An old post from an old blog given new life…

In 2010 started learning folk songs more seriously, which rekindled my interest in the idea of the ‘golden moment’ in music.

Caterwauling at the Grove Folk Club, photo Layla Legard

Caterwauling at the Grove Folk Club, photo Layla Legard

I remember first hearing the ancient song King Orfeo sung on Alan Lomax’s Classic Ballads of Britain and Ireland, collected between 1949 and 1969. Click on foregoing link to listen to it: it is sung by John Stickie, an elderly man whose frail, thin voice would have had you believe he was a close relative of the Sibyl of Cumae.

The song itself is incredible – full of rich imagery: here is a powerful myth seen through the lens of Celtic culture via the medieval English poem Sir Orfeo. Notably, the Classical Pluto is replaced by the Celtic king of fairies and the story has a happy ending! The opening lines “There lived a king into the east […] there lived a lady in the west” resonate deeply with me and I’m sure many a Hermetic interpretation could be made along these lines (for example: in the correspondence systems popularised by Agrippa east being associated with sunrise and Mars, the west with Venus).

However, what I loved most about hearing this song was the rhythm: very consistent, until the moment that Orpheus plays the magic song: “the good old gabber reel.” The additional syllables in this line seem to make it stand out like a jewel, and the delivery in the recording of John Stickie powerfully suggested that something otherworldly or magical had occurred: a magic act momentarily transcended the temporal, rhythmic world of the song.

Golden Moment, by Layla Legard

Golden Moment, by Layla Legard

This takes me back to what I find moving in the tintinnabuli-style music of Arvo Part, to whom I seem to return to again and again. There are often long periods of rhythmic and tonal stasis and then something happens that gloriously transcends it: a many-syllabled word ascends toward heaven; or something occurs outside the prescribed tonality that touches the heart in some unknown way as in the example below from Alinale (1976), where the left hand plays a single note outside the B-minor triad that comprises all the other material in that voice (marked by a flower and pedal release in the score).

Extract from Alinale (1976)

While on holiday in the village of Littlebeck in the early days of summer 2009 I met the golden moment again.
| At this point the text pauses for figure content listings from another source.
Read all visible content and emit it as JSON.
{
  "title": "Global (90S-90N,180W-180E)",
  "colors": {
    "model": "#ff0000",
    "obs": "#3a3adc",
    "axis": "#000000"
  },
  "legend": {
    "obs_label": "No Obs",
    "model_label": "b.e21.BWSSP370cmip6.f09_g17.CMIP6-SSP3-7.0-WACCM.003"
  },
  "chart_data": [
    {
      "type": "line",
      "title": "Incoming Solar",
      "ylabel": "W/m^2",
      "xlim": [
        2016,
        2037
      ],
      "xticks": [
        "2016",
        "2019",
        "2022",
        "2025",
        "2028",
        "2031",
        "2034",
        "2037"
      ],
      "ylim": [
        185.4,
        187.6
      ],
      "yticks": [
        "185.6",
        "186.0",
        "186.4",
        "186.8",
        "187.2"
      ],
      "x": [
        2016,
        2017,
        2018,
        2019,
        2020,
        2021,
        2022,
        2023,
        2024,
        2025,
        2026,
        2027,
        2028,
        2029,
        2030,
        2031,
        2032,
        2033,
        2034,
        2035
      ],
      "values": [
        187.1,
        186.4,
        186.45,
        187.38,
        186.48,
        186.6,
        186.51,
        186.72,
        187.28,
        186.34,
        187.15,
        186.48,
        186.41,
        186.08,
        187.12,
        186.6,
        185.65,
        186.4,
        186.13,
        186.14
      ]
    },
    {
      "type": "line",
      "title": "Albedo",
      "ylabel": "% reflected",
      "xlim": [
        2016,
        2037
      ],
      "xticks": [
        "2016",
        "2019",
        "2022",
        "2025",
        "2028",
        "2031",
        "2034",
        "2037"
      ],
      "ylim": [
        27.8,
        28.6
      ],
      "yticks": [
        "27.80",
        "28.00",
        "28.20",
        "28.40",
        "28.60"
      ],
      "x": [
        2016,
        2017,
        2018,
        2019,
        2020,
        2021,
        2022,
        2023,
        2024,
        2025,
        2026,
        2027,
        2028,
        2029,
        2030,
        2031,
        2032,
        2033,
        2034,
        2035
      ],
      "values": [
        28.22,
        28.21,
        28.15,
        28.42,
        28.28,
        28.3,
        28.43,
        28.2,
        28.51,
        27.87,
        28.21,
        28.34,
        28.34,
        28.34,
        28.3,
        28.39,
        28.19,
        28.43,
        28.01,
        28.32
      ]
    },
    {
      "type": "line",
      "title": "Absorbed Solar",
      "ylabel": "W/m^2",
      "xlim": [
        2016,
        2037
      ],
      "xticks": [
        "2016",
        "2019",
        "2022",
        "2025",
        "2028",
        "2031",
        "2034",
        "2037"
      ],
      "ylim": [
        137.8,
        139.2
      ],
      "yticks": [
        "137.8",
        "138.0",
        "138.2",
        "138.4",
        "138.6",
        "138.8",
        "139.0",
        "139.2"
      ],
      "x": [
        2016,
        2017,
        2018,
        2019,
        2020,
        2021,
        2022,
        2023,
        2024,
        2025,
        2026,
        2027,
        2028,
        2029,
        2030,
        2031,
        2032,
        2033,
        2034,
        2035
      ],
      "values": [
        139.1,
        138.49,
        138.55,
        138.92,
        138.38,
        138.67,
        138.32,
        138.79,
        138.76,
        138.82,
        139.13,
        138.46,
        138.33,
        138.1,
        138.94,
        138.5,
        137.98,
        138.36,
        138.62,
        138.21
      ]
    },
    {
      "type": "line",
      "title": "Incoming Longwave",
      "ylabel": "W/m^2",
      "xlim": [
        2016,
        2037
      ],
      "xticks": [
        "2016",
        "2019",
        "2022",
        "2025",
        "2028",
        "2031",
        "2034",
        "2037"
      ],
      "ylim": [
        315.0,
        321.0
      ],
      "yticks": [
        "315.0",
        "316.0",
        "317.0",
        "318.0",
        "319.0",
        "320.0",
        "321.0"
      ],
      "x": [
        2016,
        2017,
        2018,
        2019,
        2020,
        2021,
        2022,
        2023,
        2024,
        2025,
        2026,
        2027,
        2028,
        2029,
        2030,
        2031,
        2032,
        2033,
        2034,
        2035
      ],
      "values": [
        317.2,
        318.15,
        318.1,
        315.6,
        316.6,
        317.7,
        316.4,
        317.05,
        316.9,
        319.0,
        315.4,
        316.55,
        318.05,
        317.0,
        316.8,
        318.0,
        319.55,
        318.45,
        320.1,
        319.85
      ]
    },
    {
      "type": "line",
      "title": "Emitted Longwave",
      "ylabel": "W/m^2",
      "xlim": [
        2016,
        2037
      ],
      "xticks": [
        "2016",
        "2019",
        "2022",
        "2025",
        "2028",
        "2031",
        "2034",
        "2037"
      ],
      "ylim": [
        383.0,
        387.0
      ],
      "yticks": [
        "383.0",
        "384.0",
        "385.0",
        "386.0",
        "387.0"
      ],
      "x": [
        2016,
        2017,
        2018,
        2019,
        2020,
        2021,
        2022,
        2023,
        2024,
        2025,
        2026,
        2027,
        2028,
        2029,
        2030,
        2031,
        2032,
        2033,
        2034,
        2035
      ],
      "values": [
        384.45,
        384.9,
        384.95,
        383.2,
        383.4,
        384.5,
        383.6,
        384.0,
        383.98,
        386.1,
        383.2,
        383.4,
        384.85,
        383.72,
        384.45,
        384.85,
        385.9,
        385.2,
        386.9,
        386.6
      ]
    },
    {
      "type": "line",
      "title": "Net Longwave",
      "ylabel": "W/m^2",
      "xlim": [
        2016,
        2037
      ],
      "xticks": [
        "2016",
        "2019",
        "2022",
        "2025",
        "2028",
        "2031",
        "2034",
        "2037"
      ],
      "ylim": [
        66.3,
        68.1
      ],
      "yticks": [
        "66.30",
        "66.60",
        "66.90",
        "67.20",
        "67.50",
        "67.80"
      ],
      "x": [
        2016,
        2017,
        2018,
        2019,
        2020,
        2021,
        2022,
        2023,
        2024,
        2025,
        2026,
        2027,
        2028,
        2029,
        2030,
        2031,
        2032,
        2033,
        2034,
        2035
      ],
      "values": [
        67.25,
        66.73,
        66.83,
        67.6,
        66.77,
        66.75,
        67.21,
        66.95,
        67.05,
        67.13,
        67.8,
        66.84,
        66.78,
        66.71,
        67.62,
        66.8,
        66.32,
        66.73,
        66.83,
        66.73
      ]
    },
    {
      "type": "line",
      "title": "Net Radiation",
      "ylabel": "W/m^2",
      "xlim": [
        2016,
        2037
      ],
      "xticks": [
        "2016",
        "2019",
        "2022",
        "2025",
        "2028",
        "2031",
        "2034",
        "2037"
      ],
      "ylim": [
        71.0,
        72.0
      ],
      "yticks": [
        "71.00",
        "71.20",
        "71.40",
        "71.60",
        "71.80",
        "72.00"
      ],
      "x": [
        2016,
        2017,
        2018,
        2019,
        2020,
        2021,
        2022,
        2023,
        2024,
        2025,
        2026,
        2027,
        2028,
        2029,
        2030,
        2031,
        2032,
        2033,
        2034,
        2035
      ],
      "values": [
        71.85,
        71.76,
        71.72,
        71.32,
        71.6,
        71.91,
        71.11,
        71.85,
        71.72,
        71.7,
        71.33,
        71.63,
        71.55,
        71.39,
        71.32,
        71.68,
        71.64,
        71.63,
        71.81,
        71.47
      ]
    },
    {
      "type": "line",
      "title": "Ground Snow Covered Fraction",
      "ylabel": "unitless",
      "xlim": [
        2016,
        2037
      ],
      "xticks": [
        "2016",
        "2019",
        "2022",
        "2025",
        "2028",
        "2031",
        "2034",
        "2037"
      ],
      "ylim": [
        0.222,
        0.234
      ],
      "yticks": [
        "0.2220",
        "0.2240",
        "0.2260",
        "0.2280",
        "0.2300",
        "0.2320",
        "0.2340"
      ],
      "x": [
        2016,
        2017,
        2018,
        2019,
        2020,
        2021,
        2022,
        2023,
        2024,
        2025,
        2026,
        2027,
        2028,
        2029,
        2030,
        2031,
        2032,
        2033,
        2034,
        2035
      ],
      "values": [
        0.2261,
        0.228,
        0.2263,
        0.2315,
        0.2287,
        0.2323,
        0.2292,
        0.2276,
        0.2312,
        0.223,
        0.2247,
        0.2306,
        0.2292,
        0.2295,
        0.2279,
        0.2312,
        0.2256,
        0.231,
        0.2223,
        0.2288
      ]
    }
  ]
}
I wrote a piece of string music entitled Funeral Music for John D., both as a tribute to John Dowland (the piece was structured like one of his Lachrimae pavans), and to John Dee (the tonalities used in the piece derived from his Hieroglyphic Monad). While Funeral Music was generally not the most interesting or conventionally harmonious composition, three quarters of the way through a sustained, highly harmonic chord suddenly appears after a moment of silence. To my ears the effect was magical, as though the vault of heaven was suddenly cast wide, flooding the earth with celestial light. The chord in question was more recently used as the basis for The Littlebeck Trisagion recordings on the forthcoming Three Spirits album.

The vault of heaven cast wide…

Until then, and to return to King Orfeo, here is a bootleg from our Institute of Stone Age Sex performance at the back in spring. This was fairly early days for the current line-up, and unfortunately I didn’t get a chance to break out of the rhythm for a golden ‘good old gabber reel’ moment, but it should give a vague idea about of the droning, semi-improvised sound of IOSAS! It was, regrettably, recorded on the only available technology: the ubiquitous mobile phone, and is occasionally somewhat muddy on the vocal front. More polished performances and recordings will hopefully be along in 2013!